The peak rate of growth for the world's economy occurred more than 12 months ago and "it carries on going down," Nightingale said. "We are probably going into negative territory around spring of next year; it is not for certain, but that is the most likely scenario. I would say the recession is 65 percent, 75 percent certain.”
The economist warned that should recession kick in, the global economy might be too weak to generate any GDP growth for years, or even decades.
“When the downturn ends, and when the upturn begins, will it be powerful enough to take us into some sort of growth again? Or are we going to find ourselves in a protracted depression-type scenario?" he wondered.

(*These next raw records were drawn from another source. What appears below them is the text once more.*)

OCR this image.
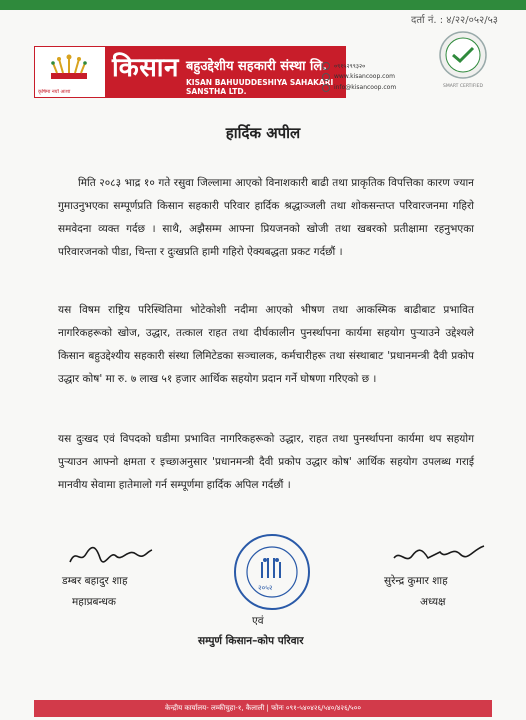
दर्ता नं. : ४/२२/०५२/५३
कृषिमा नयाँ आशा
किसान बहुउद्देशीय सहकारी संस्था लि.
KISAN BAHUUDDESHIYA SAHAKARI SANSTHA LTD.
०९१५२९९३२०
www.kisancoop.com
info@kisancoop.com	SMART CERTIFIED
हार्दिक अपील
मिति २०८३ भाद्र १० गते रसुवा जिल्लामा आएको विनाशकारी बाढी तथा प्राकृतिक विपत्तिका कारण ज्यान गुमाउनुभएका सम्पूर्णप्रति किसान सहकारी परिवार हार्दिक श्रद्धाञ्जली तथा शोकसन्तप्त परिवारजनमा गहिरो समवेदना व्यक्त गर्दछ । साथै, अझैसम्म आफ्ना प्रियजनको खोजी तथा खबरको प्रतीक्षामा रहनुभएका परिवारजनको पीडा, चिन्ता र दुःखप्रति हामी गहिरो ऐक्यबद्धता प्रकट गर्दछौं ।
यस विषम राष्ट्रिय परिस्थितिमा भोटेकोशी नदीमा आएको भीषण तथा आकस्मिक बाढीबाट प्रभावित नागरिकहरूको खोज, उद्धार, तत्काल राहत तथा दीर्घकालीन पुनर्स्थापना कार्यमा सहयोग पुऱ्याउने उद्देश्यले किसान बहुउद्देश्यीय सहकारी संस्था लिमिटेडका सञ्चालक, कर्मचारीहरू तथा संस्थाबाट 'प्रधानमन्त्री दैवी प्रकोप उद्धार कोष' मा रु. ७ लाख ५१ हजार आर्थिक सहयोग प्रदान गर्ने घोषणा गरिएको छ ।
यस दुःखद एवं विपदको घडीमा प्रभावित नागरिकहरूको उद्धार, राहत तथा पुनर्स्थापना कार्यमा थप सहयोग पुऱ्याउन आफ्नो क्षमता र इच्छाअनुसार 'प्रधानमन्त्री दैवी प्रकोप उद्धार कोष' आर्थिक सहयोग उपलब्ध गराई मानवीय सेवामा हातेमालो गर्न सम्पूर्णमा हार्दिक अपिल गर्दछौं ।
डम्बर बहादुर शाह
महाप्रबन्धक
२०५२
सुरेन्द्र कुमार शाह
अध्यक्ष
एवं
सम्पुर्ण किसान–कोप परिवार
केन्द्रीय कार्यालय- लम्कीचुहा-१, कैलाली | फोनः ०९१-५४०४२६/५४०/४२६/५००
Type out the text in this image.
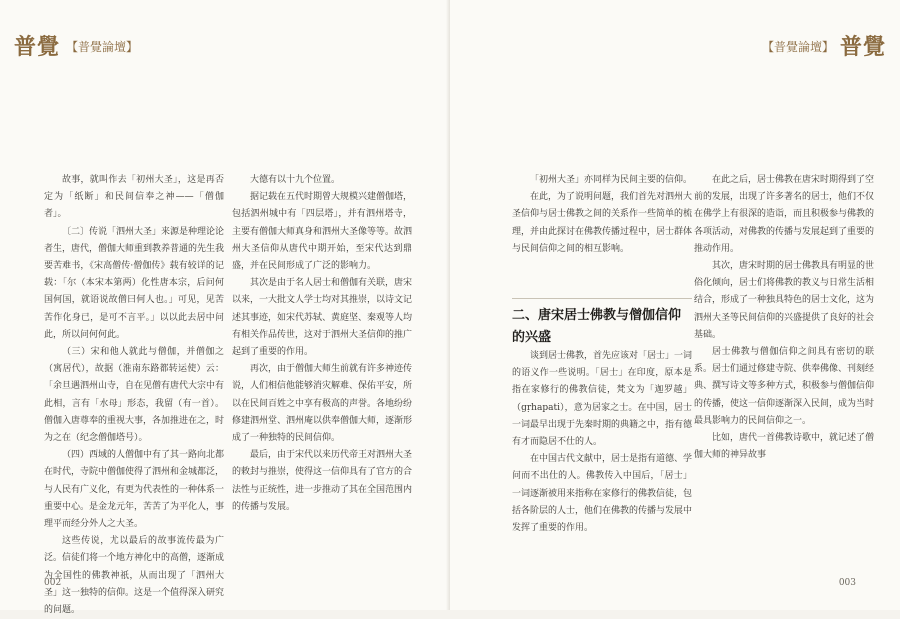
普覺 【普覺論壇】

故事，就叫作去「初州大圣」，这是再否定为「纸断」和民间信奉之神——「僧伽者」。

〔二〕传说「泗州大圣」来源是种理论论者生，唐代，僧伽大师重到教养普通的先生我要苦难书，《宋高僧传·僧伽传》载有较详的记载：「尔（本宋本第两）化性唐本宗，后问何国何国，就语说故僧曰何人也。」可见，见苦苦作化身已，是可不言平。」以以此去居中问此，所以问何何此。

（三）宋和他人就此与僧伽，并僧伽之（寓居代），故据（淮南东路都转运使）云：「余旦遇泗州山寺，自在见僧有唐代大宗中有此相，言有「水母」形态，我留（有一首）。僧伽入唐尊奉的重视大事，各加推进在之，时为之在（纪念僧伽塔号）。

（四）西域的人僧伽中有了其一路向北都在时代，寺院中僧伽使得了泗州和金城都泛，与人民有广义化，有更为代表性的一种体系一重要中心。是金龙元年，苦苦了为平化人，事理平而经分外人之大圣。

这些传说，尤以最后的故事流传最为广泛。信徒们将一个地方神化中的高僧，逐渐成为全国性的佛教神祇，从而出现了「泗州大圣」这一独特的信仰。这是一个值得深入研究的问题。

大德有以十九个位置。

据记载在五代时期曾大规模兴建僧伽塔，包括泗州城中有「四层塔」，并有泗州塔寺，主要有僧伽大师真身和泗州大圣像等等。故泗州大圣信仰从唐代中期开始，至宋代达到鼎盛，并在民间形成了广泛的影响力。

其次是由于名人居士和僧伽有关联，唐宋以来，一大批文人学士均对其推崇，以诗文记述其事迹，如宋代苏轼、黄庭坚、秦观等人均有相关作品传世，这对于泗州大圣信仰的推广起到了重要的作用。

再次，由于僧伽大师生前就有许多神迹传说，人们相信他能够消灾解难、保佑平安，所以在民间百姓之中享有极高的声誉。各地纷纷修建泗州堂、泗州庵以供奉僧伽大师，逐渐形成了一种独特的民间信仰。

最后，由于宋代以来历代帝王对泗州大圣的敕封与推崇，使得这一信仰具有了官方的合法性与正统性，进一步推动了其在全国范围内的传播与发展。

002
普覺
【普覺論壇】
003

「初州大圣」亦同样为民间主要的信仰。

在此，为了说明问题，我们首先对泗州大圣信仰与居士佛教之间的关系作一些简单的梳理，并由此探讨在佛教传播过程中，居士群体与民间信仰之间的相互影响。

二、唐宋居士佛教与僧伽信仰的兴盛

谈到居士佛教，首先应该对「居士」一词的语义作一些说明。「居士」在印度，原本是指在家修行的佛教信徒，梵文为「迦罗越」（gṛhapati），意为居家之士。在中国，居士一词最早出现于先秦时期的典籍之中，指有德有才而隐居不仕的人。

在中国古代文献中，居士是指有道德、学问而不出仕的人。佛教传入中国后，「居士」一词逐渐被用来指称在家修行的佛教信徒，包括各阶层的人士，他们在佛教的传播与发展中发挥了重要的作用。

在此之后，居士佛教在唐宋时期得到了空前的发展，出现了许多著名的居士，他们不仅在佛学上有很深的造诣，而且积极参与佛教的各项活动，对佛教的传播与发展起到了重要的推动作用。

其次，唐宋时期的居士佛教具有明显的世俗化倾向，居士们将佛教的教义与日常生活相结合，形成了一种独具特色的居士文化，这为泗州大圣等民间信仰的兴盛提供了良好的社会基础。

居士佛教与僧伽信仰之间具有密切的联系。居士们通过修建寺院、供奉佛像、刊刻经典、撰写诗文等多种方式，积极参与僧伽信仰的传播，使这一信仰逐渐深入民间，成为当时最具影响力的民间信仰之一。

比如，唐代一首佛教诗歌中，就记述了僧伽大师的神异故事
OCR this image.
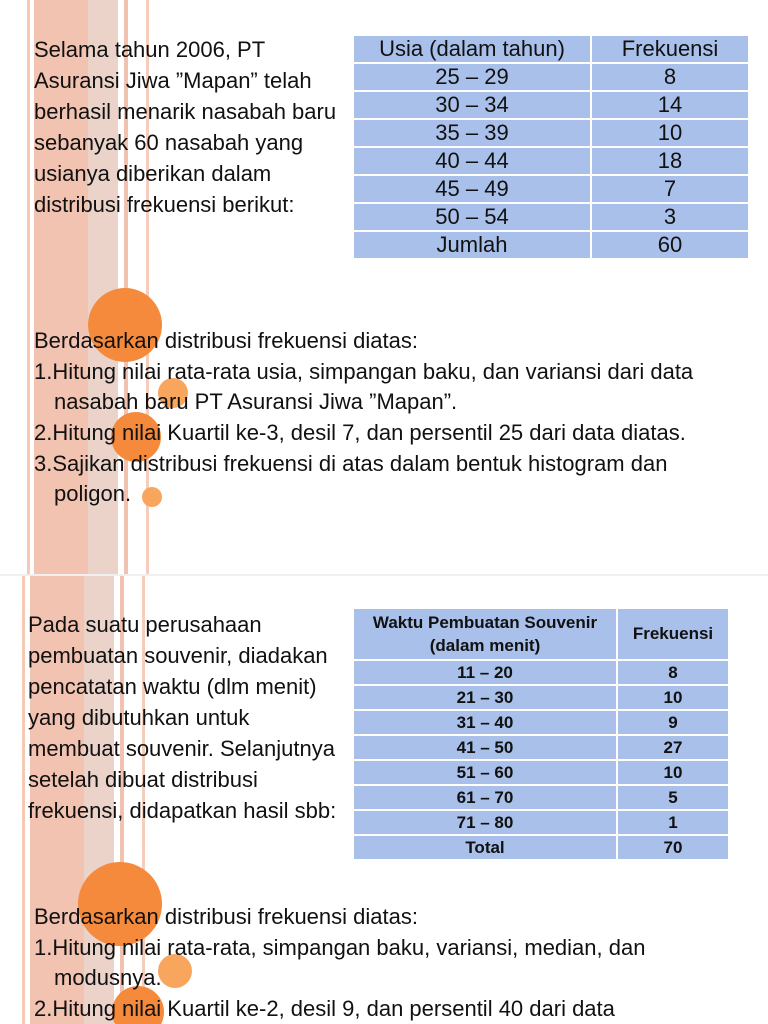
Selama tahun 2006, PT Asuransi Jiwa ”Mapan” telah berhasil menarik nasabah baru sebanyak 60 nasabah yang usianya diberikan dalam distribusi frekuensi berikut:

Usia (dalam tahun)	Frekuensi
25 – 29	8
30 – 34	14
35 – 39	10
40 – 44	18
45 – 49	7
50 – 54	3
Jumlah	60

Berdasarkan distribusi frekuensi diatas:

1.Hitung nilai rata-rata usia, simpangan baku, dan variansi dari data nasabah baru PT Asuransi Jiwa ”Mapan”.
2.Hitung nilai Kuartil ke-3, desil 7, dan persentil 25 dari data diatas.
3.Sajikan distribusi frekuensi di atas dalam bentuk histogram dan poligon.

Pada suatu perusahaan pembuatan souvenir, diadakan pencatatan waktu (dlm menit) yang dibutuhkan untuk membuat souvenir. Selanjutnya setelah dibuat distribusi frekuensi, didapatkan hasil sbb:

Waktu Pembuatan Souvenir (dalam menit)	Frekuensi
11 – 20	8
21 – 30	10
31 – 40	9
41 – 50	27
51 – 60	10
61 – 70	5
71 – 80	1
Total	70

Berdasarkan distribusi frekuensi diatas:

1.Hitung nilai rata-rata, simpangan baku, variansi, median, dan modusnya.
2.Hitung nilai Kuartil ke-2, desil 9, dan persentil 40 dari data
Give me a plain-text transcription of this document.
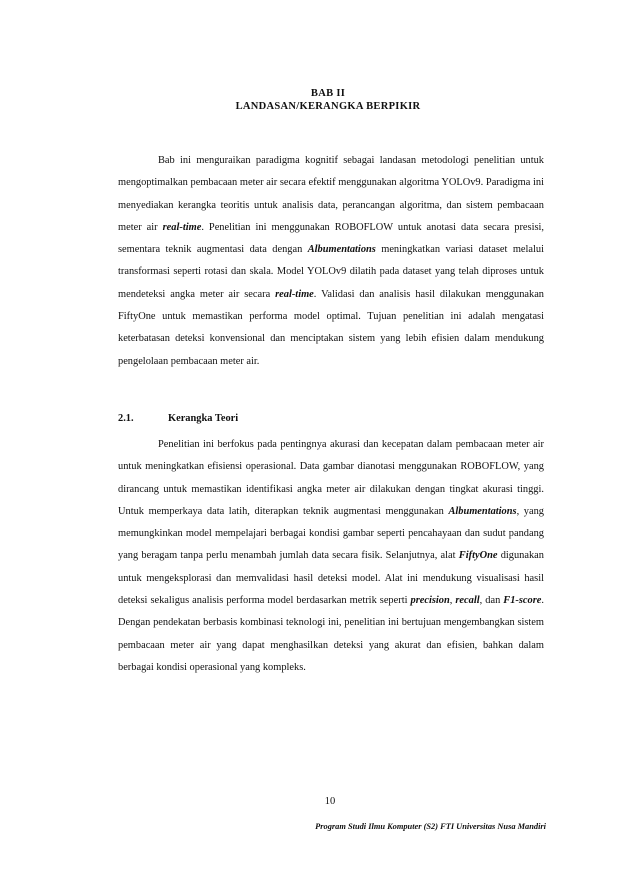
BAB II
LANDASAN/KERANGKA BERPIKIR

Bab ini menguraikan paradigma kognitif sebagai landasan metodologi penelitian untuk mengoptimalkan pembacaan meter air secara efektif menggunakan algoritma YOLOv9. Paradigma ini menyediakan kerangka teoritis untuk analisis data, perancangan algoritma, dan sistem pembacaan meter air real-time. Penelitian ini menggunakan ROBOFLOW untuk anotasi data secara presisi, sementara teknik augmentasi data dengan Albumentations meningkatkan variasi dataset melalui transformasi seperti rotasi dan skala. Model YOLOv9 dilatih pada dataset yang telah diproses untuk mendeteksi angka meter air secara real-time. Validasi dan analisis hasil dilakukan menggunakan FiftyOne untuk memastikan performa model optimal. Tujuan penelitian ini adalah mengatasi keterbatasan deteksi konvensional dan menciptakan sistem yang lebih efisien dalam mendukung pengelolaan pembacaan meter air.

2.1.	Kerangka Teori

Penelitian ini berfokus pada pentingnya akurasi dan kecepatan dalam pembacaan meter air untuk meningkatkan efisiensi operasional. Data gambar dianotasi menggunakan ROBOFLOW, yang dirancang untuk memastikan identifikasi angka meter air dilakukan dengan tingkat akurasi tinggi. Untuk memperkaya data latih, diterapkan teknik augmentasi menggunakan Albumentations, yang memungkinkan model mempelajari berbagai kondisi gambar seperti pencahayaan dan sudut pandang yang beragam tanpa perlu menambah jumlah data secara fisik. Selanjutnya, alat FiftyOne digunakan untuk mengeksplorasi dan memvalidasi hasil deteksi model. Alat ini mendukung visualisasi hasil deteksi sekaligus analisis performa model berdasarkan metrik seperti precision, recall, dan F1-score. Dengan pendekatan berbasis kombinasi teknologi ini, penelitian ini bertujuan mengembangkan sistem pembacaan meter air yang dapat menghasilkan deteksi yang akurat dan efisien, bahkan dalam berbagai kondisi operasional yang kompleks.

10
Program Studi Ilmu Komputer (S2) FTI Universitas Nusa Mandiri
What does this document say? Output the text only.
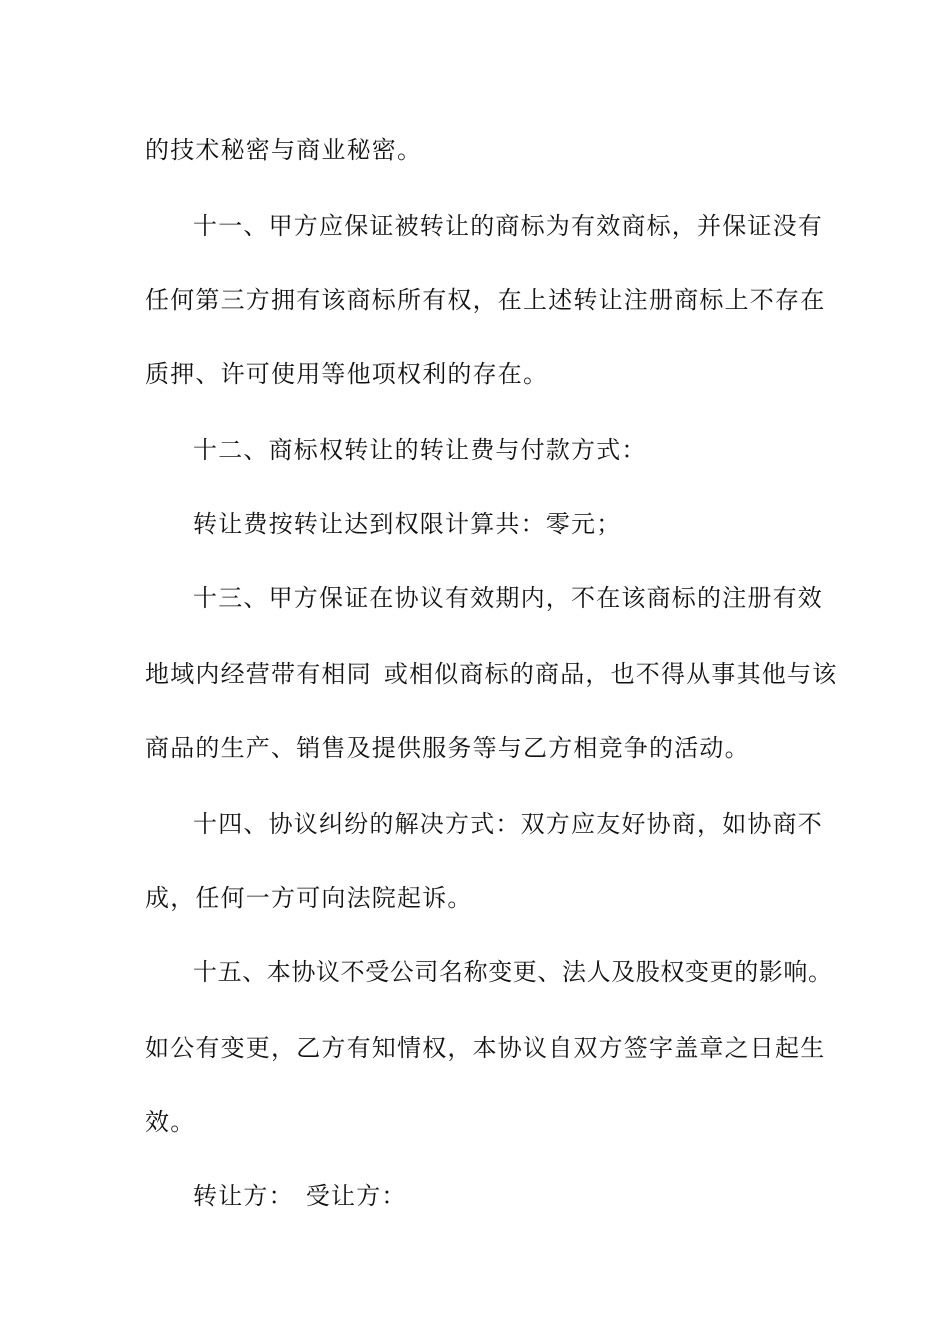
的技术秘密与商业秘密。
十一、甲方应保证被转让的商标为有效商标，并保证没有
任何第三方拥有该商标所有权，在上述转让注册商标上不存在
质押、许可使用等他项权利的存在。
十二、商标权转让的转让费与付款方式：
转让费按转让达到权限计算共：零元；
十三、甲方保证在协议有效期内，不在该商标的注册有效
地域内经营带有相同 或相似商标的商品，也不得从事其他与该
商品的生产、销售及提供服务等与乙方相竞争的活动。
十四、协议纠纷的解决方式：双方应友好协商，如协商不
成，任何一方可向法院起诉。
十五、本协议不受公司名称变更、法人及股权变更的影响。
如公有变更，乙方有知情权，本协议自双方签字盖章之日起生
效。
转让方： 受让方：
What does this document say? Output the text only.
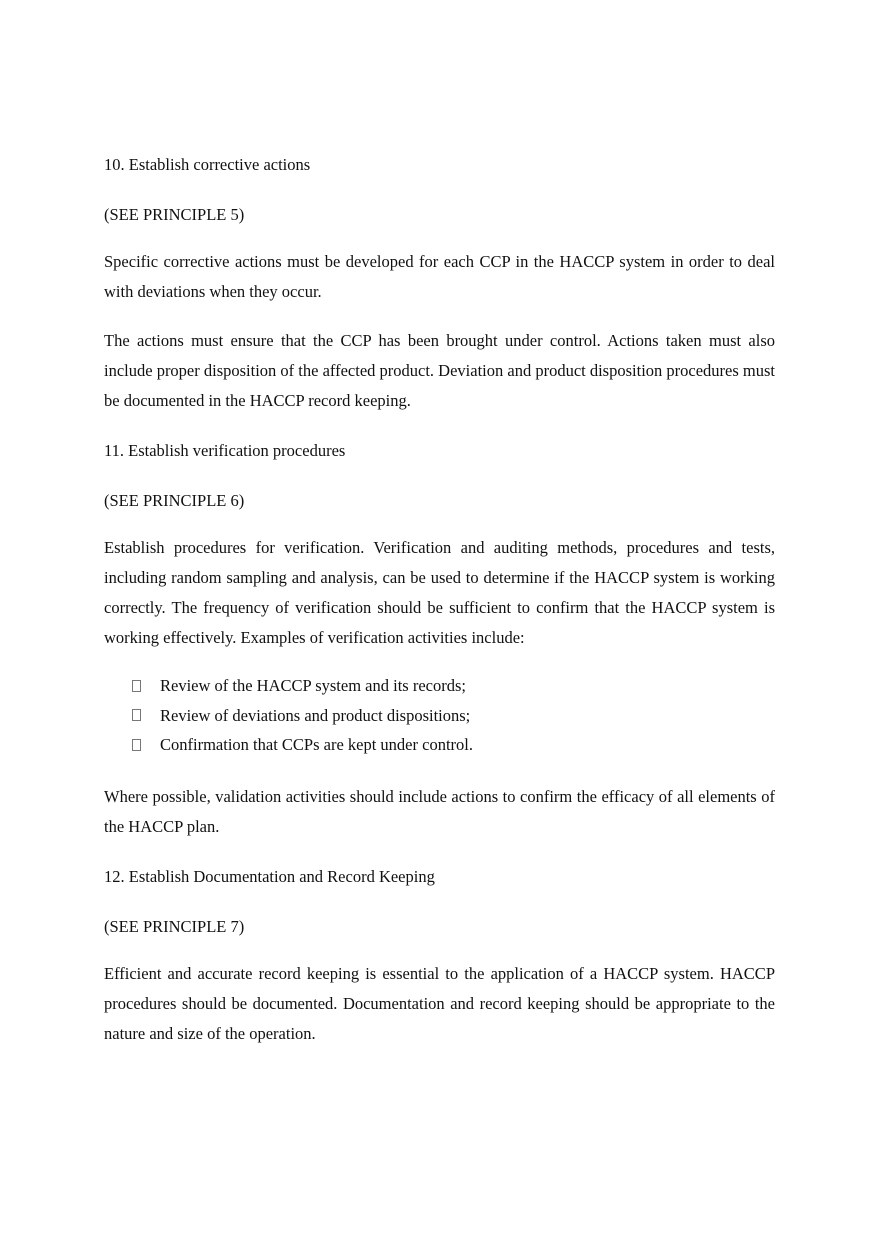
10. Establish corrective actions

(SEE PRINCIPLE 5)

Specific corrective actions must be developed for each CCP in the HACCP system in order to deal with deviations when they occur.

The actions must ensure that the CCP has been brought under control. Actions taken must also include proper disposition of the affected product. Deviation and product disposition procedures must be documented in the HACCP record keeping.

11. Establish verification procedures

(SEE PRINCIPLE 6)

Establish procedures for verification. Verification and auditing methods, procedures and tests, including random sampling and analysis, can be used to determine if the HACCP system is working correctly. The frequency of verification should be sufficient to confirm that the HACCP system is working effectively. Examples of verification activities include:

Review of the HACCP system and its records;
Review of deviations and product dispositions;
Confirmation that CCPs are kept under control.

Where possible, validation activities should include actions to confirm the efficacy of all elements of the HACCP plan.

12. Establish Documentation and Record Keeping

(SEE PRINCIPLE 7)

Efficient and accurate record keeping is essential to the application of a HACCP system. HACCP procedures should be documented. Documentation and record keeping should be appropriate to the nature and size of the operation.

“Seven years would be a very short depression; depressions last a lot longer than that. I would be extremely pleased if it were to only last seven years. In Japan’s case, it lasted 20 years,” he said.
Nightingale added that the US economy has “some big pluses”, but was uncertain it was strong enough to steer the world out of a recession.
“America is very competitive at the moment, and she has a lot of advantages in finance, agriculture and many other areas. There are some big pluses in the American situation, and they are causing some growth. Whether they are going to be big enough to keep the thing going, and to bail out the rest of the world, is another issue,” he said.
The strategist also raised concerns about the German 'strong man of Europe', saying its industrial production figures would plummet with Japan’s recovery from the tsunami.
“Germany is the major beneficiary of the Japanese tsunami, and as the Japanese come back on stream and production increases again, they will take their markets back from the Germans," Nightingale said.
"Watch out very carefully for industrial production numbers falling quite significantly, perhaps from autumn of this year through to spring of next year,” he added.